Seychellen
Die Seychellen zählen zu den wohlhabenderen Ländern Afrikas
Viele Menschen leben auf den Seychellen vom Fischfang. Die Wirtschaft des Landes gehört zu den stärkeren in Afrika, auch wenn viele Güter importiert werden müssen, weil man sie auf den Inseln selbst nicht herstellen kann. Viele Betriebe waren lange staatlich, mittlerweile werden einige privatisiert und die Wirtschaft vorsichtig geöffnet.

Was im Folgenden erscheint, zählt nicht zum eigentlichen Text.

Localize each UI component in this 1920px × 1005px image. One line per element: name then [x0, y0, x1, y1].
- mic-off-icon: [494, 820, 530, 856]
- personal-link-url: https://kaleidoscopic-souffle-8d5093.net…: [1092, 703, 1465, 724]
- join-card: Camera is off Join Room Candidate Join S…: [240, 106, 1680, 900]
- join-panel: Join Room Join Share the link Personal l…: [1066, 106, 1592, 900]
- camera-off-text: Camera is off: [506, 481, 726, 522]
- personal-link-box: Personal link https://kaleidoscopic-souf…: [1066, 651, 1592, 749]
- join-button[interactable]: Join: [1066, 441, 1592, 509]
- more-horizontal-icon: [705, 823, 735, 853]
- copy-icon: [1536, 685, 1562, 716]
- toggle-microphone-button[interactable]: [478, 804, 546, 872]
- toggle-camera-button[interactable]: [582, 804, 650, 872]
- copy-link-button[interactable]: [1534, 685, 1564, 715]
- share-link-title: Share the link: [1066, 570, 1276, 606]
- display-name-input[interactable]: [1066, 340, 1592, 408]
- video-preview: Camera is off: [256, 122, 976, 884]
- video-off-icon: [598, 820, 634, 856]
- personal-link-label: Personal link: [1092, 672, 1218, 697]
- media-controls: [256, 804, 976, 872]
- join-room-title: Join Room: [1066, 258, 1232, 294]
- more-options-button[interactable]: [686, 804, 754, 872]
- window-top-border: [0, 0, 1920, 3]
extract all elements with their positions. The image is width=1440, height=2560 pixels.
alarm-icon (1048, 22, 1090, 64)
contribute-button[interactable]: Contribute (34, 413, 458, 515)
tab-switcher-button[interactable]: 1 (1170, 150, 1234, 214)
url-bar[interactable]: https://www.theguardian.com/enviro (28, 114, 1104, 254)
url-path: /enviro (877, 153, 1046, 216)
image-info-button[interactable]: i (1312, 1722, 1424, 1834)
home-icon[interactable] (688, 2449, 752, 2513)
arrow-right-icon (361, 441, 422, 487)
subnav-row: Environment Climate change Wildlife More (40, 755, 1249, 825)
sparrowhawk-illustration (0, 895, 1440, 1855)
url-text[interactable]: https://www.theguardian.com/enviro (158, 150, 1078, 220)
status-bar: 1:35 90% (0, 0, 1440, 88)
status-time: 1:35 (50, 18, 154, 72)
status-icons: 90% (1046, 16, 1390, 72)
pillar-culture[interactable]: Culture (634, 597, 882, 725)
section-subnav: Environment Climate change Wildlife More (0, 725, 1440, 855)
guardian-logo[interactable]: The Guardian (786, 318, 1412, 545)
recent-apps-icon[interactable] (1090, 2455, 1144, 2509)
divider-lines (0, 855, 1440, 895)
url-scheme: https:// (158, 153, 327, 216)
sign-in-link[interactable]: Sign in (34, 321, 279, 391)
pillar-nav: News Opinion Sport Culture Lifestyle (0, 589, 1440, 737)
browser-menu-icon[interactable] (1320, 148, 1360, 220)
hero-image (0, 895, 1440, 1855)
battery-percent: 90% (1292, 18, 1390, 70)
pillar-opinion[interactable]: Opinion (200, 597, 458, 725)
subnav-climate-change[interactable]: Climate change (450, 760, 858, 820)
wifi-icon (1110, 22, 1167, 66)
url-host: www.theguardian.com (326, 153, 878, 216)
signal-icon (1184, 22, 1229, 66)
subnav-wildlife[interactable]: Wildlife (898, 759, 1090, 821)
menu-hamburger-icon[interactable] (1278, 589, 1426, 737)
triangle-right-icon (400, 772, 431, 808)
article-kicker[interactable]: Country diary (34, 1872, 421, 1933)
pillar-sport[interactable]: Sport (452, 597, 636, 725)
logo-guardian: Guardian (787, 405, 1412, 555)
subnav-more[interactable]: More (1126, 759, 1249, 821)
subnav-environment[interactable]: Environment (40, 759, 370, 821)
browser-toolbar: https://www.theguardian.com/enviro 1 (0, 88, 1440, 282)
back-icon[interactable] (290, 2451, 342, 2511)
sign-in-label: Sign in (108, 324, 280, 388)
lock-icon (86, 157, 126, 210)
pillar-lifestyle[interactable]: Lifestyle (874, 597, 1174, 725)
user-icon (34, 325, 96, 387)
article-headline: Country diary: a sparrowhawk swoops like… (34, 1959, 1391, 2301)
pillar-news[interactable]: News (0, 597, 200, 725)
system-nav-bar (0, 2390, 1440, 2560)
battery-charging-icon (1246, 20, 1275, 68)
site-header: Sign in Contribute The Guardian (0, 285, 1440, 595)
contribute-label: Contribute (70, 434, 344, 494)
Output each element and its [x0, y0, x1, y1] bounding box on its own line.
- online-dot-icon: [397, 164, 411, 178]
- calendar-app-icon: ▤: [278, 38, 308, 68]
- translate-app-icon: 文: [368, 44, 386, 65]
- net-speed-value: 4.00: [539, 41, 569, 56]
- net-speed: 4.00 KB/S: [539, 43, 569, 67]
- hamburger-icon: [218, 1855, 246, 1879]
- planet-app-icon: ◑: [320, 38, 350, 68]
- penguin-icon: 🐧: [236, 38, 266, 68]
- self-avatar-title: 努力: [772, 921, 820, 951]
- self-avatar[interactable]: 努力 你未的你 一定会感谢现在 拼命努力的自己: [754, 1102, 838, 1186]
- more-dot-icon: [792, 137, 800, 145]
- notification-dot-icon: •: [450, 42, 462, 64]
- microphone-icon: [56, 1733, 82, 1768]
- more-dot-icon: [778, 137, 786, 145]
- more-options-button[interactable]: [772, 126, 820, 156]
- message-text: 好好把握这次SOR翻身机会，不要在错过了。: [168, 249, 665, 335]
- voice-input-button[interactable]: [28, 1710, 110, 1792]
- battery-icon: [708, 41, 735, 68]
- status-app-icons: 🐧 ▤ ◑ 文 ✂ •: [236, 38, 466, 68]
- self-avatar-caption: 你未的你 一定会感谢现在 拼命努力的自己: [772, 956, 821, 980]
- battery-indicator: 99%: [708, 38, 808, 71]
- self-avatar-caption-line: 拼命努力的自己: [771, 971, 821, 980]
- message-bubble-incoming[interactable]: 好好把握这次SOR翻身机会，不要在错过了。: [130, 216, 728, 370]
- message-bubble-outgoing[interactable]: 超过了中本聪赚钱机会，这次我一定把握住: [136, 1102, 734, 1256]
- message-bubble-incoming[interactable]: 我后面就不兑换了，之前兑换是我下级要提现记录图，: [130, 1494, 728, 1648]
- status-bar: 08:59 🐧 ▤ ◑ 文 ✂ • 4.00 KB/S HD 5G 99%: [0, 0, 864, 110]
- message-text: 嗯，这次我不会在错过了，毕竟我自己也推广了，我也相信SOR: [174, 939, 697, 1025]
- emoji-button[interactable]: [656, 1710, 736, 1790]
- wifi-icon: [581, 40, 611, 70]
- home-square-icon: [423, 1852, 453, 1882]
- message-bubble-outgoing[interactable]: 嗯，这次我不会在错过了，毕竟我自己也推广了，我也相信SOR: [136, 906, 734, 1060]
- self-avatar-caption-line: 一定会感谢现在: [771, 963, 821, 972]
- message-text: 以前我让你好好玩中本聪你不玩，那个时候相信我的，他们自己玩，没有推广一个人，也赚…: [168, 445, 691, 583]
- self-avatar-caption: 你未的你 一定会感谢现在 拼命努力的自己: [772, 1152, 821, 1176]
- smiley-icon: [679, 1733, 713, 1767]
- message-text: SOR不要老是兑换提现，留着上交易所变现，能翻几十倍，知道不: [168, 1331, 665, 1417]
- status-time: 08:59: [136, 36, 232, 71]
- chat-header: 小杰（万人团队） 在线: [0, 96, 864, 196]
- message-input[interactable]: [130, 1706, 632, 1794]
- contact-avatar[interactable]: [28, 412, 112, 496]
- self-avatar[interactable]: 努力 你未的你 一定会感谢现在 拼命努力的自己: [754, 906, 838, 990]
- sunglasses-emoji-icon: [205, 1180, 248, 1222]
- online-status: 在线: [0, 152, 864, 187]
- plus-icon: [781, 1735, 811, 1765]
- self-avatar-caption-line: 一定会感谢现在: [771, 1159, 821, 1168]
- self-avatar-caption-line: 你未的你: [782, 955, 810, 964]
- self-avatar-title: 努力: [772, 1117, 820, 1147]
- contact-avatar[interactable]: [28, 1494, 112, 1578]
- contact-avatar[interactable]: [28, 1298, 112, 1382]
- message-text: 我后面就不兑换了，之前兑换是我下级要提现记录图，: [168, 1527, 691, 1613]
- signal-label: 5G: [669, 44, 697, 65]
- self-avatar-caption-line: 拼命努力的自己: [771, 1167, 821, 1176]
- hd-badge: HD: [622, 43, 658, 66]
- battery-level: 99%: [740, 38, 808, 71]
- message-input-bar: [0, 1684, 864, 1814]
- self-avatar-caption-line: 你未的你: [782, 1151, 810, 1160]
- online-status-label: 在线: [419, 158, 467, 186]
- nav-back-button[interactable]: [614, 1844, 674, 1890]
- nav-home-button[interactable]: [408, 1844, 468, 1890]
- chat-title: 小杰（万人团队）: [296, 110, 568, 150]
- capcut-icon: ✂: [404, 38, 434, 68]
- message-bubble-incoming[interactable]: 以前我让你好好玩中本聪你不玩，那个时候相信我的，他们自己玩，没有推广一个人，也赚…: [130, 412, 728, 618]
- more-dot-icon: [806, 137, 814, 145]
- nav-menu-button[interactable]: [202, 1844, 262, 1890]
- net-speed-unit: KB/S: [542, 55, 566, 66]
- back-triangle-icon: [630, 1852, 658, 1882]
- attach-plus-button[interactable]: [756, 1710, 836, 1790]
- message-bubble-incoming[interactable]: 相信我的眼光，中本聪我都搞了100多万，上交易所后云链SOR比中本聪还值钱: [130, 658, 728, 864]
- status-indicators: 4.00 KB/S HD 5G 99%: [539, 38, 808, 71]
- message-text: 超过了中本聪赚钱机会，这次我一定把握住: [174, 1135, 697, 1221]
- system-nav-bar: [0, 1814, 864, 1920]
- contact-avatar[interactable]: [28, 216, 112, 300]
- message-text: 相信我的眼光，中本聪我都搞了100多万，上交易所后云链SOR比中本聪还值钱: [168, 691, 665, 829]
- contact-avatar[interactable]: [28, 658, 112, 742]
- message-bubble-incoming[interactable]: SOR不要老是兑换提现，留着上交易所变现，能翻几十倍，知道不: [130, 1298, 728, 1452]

Es gibt Landwirtschaft, aber sie dient vor allem der Selbstversorgung. Die Bewohner bauen Maniok, Bananen und verschiedene Gemüsesorten an. Für den Export gibt es Produkte wie Vanille, Muskat und Zimt, aber nur in geringem Umfang. Auch Kopra (aus der Kokosnuss) wurde früher produziert, spielt heute aber nur noch eine geringe Rolle. Daneben ist der Fischfang, vor allem die Thunfischerei, ein wichtiger Wirtschaftszweig.
Wichtigster Wirtschaftszweig ist der Tourismus
Am wichtigsten für die Wirtschaft der Seychellen ist der Tourismus. Die Inseln setzen dabei nicht auf Billigtourismus, sondern auf Reisende, die Luxus suchen und gleichzeitig Wert auf Naturschutz und ökologische Ziele legen.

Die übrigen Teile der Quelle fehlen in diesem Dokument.